This vignette demonstrates how to use some functions from the dplyr and ggplot2 packages in the tidyverse suit of packages
The data used to demonstrate the usage of the dplyr and ggplot2 package was obtained from kaggle. See the link below:
Heart Failure Dataset
library(tidyverse)url <- "https://raw.githubusercontent.com/chinedu2301/DATA607-Data-Acquisition-and-Management/main/heart.csv"
heart_failure <- read_csv(url)# Look into the data to know what columns are present
head(heart_failure)## # A tibble: 6 x 12
## Age Sex ChestPainType RestingBP Cholesterol FastingBS RestingECG MaxHR
## <dbl> <chr> <chr> <dbl> <dbl> <dbl> <chr> <dbl>
## 1 40 M ATA 140 289 0 Normal 172
## 2 49 F NAP 160 180 0 Normal 156
## 3 37 M ATA 130 283 0 ST 98
## 4 48 F ASY 138 214 0 Normal 108
## 5 54 M NAP 150 195 0 Normal 122
## 6 39 M NAP 120 339 0 Normal 170
## # ... with 4 more variables: ExerciseAngina <chr>, Oldpeak <dbl>,
## # ST_Slope <chr>, HeartDisease <dbl>
Q: What are the variables and data types of the variables in my dataset?
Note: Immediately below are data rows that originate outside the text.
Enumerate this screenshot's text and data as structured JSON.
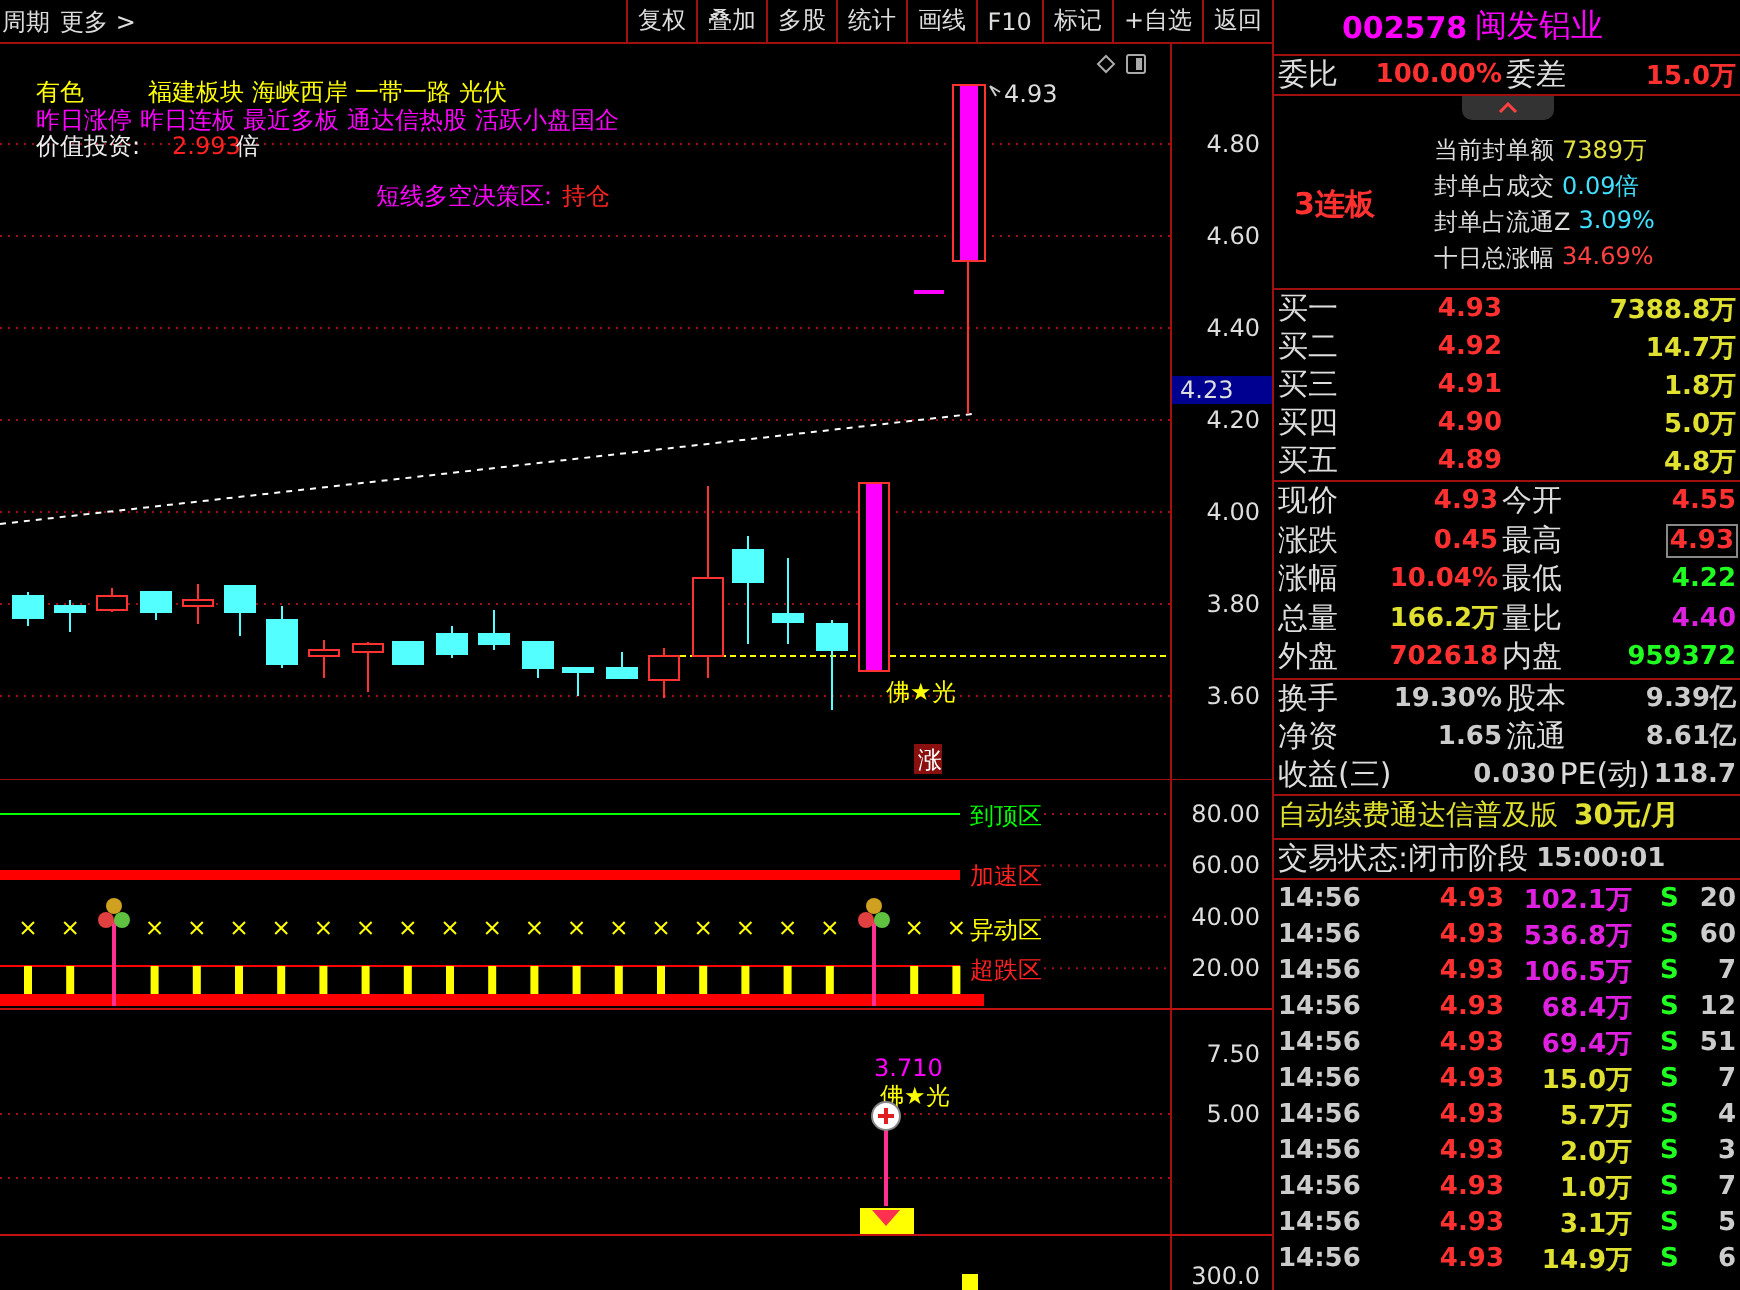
{
  "toolbar": {
    "left": [
      "周期",
      "更多 >"
    ],
    "buttons": [
      "复权",
      "叠加",
      "多股",
      "统计",
      "画线",
      "F10",
      "标记",
      "+自选",
      "返回"
    ]
  },
  "main_chart": {
    "tags": [
      {
        "text": "有色",
        "color": "#ffff00"
      },
      {
        "text": "福建板块  海峡西岸 一带一路 光伏",
        "color": "#ffff00"
      }
    ],
    "hot_tags": "昨日涨停 昨日连板 最近多板 通达信热股 活跃小盘国企",
    "value_label": "价值投资:",
    "value": "2.993",
    "value_unit": "倍",
    "decision_label": "短线多空决策区:",
    "decision_value": "持仓",
    "high_label": "4.93",
    "signal_label": "佛★光",
    "limit_badge": "涨",
    "y_ticks": [
      "4.80",
      "4.60",
      "4.40",
      "4.20",
      "4.00",
      "3.80",
      "3.60"
    ],
    "current_price": "4.23"
  },
  "zone_chart": {
    "y_ticks": [
      "80.00",
      "60.00",
      "40.00",
      "20.00"
    ],
    "zones": [
      {
        "label": "到顶区",
        "color": "#00ff00"
      },
      {
        "label": "加速区",
        "color": "#ff2020"
      },
      {
        "label": "异动区",
        "color": "#ffff00"
      },
      {
        "label": "超跌区",
        "color": "#ff2020"
      }
    ]
  },
  "signal_chart": {
    "y_ticks": [
      "7.50",
      "5.00"
    ],
    "value_label": "3.710",
    "signal_label": "佛★光",
    "lower_tick": "300.0"
  },
  "stock": {
    "code": "002578",
    "name": "闽发铝业"
  },
  "order_ratio": {
    "label": "委比",
    "value": "100.00%",
    "label2": "委差",
    "value2": "15.0万"
  },
  "limit_up": {
    "streak": "3连板",
    "stats": [
      {
        "label": "当前封单额",
        "value": "7389万",
        "color": "#e0e040"
      },
      {
        "label": "封单占成交",
        "value": "0.09倍",
        "color": "#40e0ff"
      },
      {
        "label": "封单占流通Z",
        "value": "3.09%",
        "color": "#40e0ff"
      },
      {
        "label": "十日总涨幅",
        "value": "34.69%",
        "color": "#ff4040"
      }
    ]
  },
  "bids": [
    {
      "label": "买一",
      "price": "4.93",
      "volume": "7388.8万"
    },
    {
      "label": "买二",
      "price": "4.92",
      "volume": "14.7万"
    },
    {
      "label": "买三",
      "price": "4.91",
      "volume": "1.8万"
    },
    {
      "label": "买四",
      "price": "4.90",
      "volume": "5.0万"
    },
    {
      "label": "买五",
      "price": "4.89",
      "volume": "4.8万"
    }
  ],
  "quote": [
    {
      "label": "现价",
      "value": "4.93",
      "color": "#ff3030",
      "boxed": false
    },
    {
      "label": "今开",
      "value": "4.55",
      "color": "#ff3030",
      "boxed": false
    },
    {
      "label": "涨跌",
      "value": "0.45",
      "color": "#ff3030",
      "boxed": false
    },
    {
      "label": "最高",
      "value": "4.93",
      "color": "#ff3030",
      "boxed": true
    },
    {
      "label": "涨幅",
      "value": "10.04%",
      "color": "#ff3030",
      "boxed": false
    },
    {
      "label": "最低",
      "value": "4.22",
      "color": "#20ff20",
      "boxed": false
    },
    {
      "label": "总量",
      "value": "166.2万",
      "color": "#e0e030",
      "boxed": false
    },
    {
      "label": "量比",
      "value": "4.40",
      "color": "#e020e0",
      "boxed": false
    },
    {
      "label": "外盘",
      "value": "702618",
      "color": "#ff3030",
      "boxed": false
    },
    {
      "label": "内盘",
      "value": "959372",
      "color": "#20ff20",
      "boxed": false
    }
  ],
  "fundamentals": [
    {
      "label": "换手",
      "value": "19.30%",
      "label2": "股本",
      "value2": "9.39亿"
    },
    {
      "label": "净资",
      "value": "1.65",
      "label2": "流通",
      "value2": "8.61亿"
    },
    {
      "label": "收益(三)",
      "value": "0.030",
      "label2": "PE(动)",
      "value2": "118.7"
    }
  ],
  "promo": {
    "text": "自动续费通达信普及版",
    "price": "30元/月"
  },
  "status": {
    "label": "交易状态:",
    "phase": "闭市阶段",
    "time": "15:00:01"
  },
  "trades": [
    {
      "time": "14:56",
      "price": "4.93",
      "volume": "102.1万",
      "big": true,
      "side": "S",
      "count": "20"
    },
    {
      "time": "14:56",
      "price": "4.93",
      "volume": "536.8万",
      "big": true,
      "side": "S",
      "count": "60"
    },
    {
      "time": "14:56",
      "price": "4.93",
      "volume": "106.5万",
      "big": true,
      "side": "S",
      "count": "7"
    },
    {
      "time": "14:56",
      "price": "4.93",
      "volume": "68.4万",
      "big": true,
      "side": "S",
      "count": "12"
    },
    {
      "time": "14:56",
      "price": "4.93",
      "volume": "69.4万",
      "big": true,
      "side": "S",
      "count": "51"
    },
    {
      "time": "14:56",
      "price": "4.93",
      "volume": "15.0万",
      "big": false,
      "side": "S",
      "count": "7"
    },
    {
      "time": "14:56",
      "price": "4.93",
      "volume": "5.7万",
      "big": false,
      "side": "S",
      "count": "4"
    },
    {
      "time": "14:56",
      "price": "4.93",
      "volume": "2.0万",
      "big": false,
      "side": "S",
      "count": "3"
    },
    {
      "time": "14:56",
      "price": "4.93",
      "volume": "1.0万",
      "big": false,
      "side": "S",
      "count": "7"
    },
    {
      "time": "14:56",
      "price": "4.93",
      "volume": "3.1万",
      "big": false,
      "side": "S",
      "count": "5"
    },
    {
      "time": "14:56",
      "price": "4.93",
      "volume": "14.9万",
      "big": false,
      "side": "S",
      "count": "6"
    }
  ]
}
A: Use dplyr’s glimpse function.
glimpse(heart_failure)## Rows: 918
## Columns: 12
## $ Age <dbl> 40, 49, 37, 48, 54, 39, 45, 54, 37, 48, 37, 58, 39, 49,~
## $ Sex <chr> "M", "F", "M", "F", "M", "M", "F", "M", "M", "F", "F", ~
## $ ChestPainType <chr> "ATA", "NAP", "ATA", "ASY", "NAP", "NAP", "ATA", "ATA",~
## $ RestingBP <dbl> 140, 160, 130, 138, 150, 120, 130, 110, 140, 120, 130, ~
## $ Cholesterol <dbl> 289, 180, 283, 214, 195, 339, 237, 208, 207, 284, 211, ~
## $ FastingBS <dbl> 0, 0, 0, 0, 0, 0, 0, 0, 0, 0, 0, 0, 0, 0, 0, 0, 0, 0, 0~
## $ RestingECG <chr> "Normal", "Normal", "ST", "Normal", "Normal", "Normal",~
## $ MaxHR <dbl> 172, 156, 98, 108, 122, 170, 170, 142, 130, 120, 142, 9~
## $ ExerciseAngina <chr> "N", "N", "N", "Y", "N", "N", "N", "N", "Y", "N", "N", ~
## $ Oldpeak <dbl> 0.0, 1.0, 0.0, 1.5, 0.0, 0.0, 0.0, 0.0, 1.5, 0.0, 0.0, ~
## $ ST_Slope <chr> "Up", "Flat", "Up", "Flat", "Up", "Up", "Up", "Up", "Fl~
## $ HeartDisease <dbl> 0, 1, 0, 1, 0, 0, 0, 0, 1, 0, 0, 1, 0, 1, 0, 0, 1, 0, 1~
Q: I do not need all the columns, how do I select the columns that I only need for my analysis?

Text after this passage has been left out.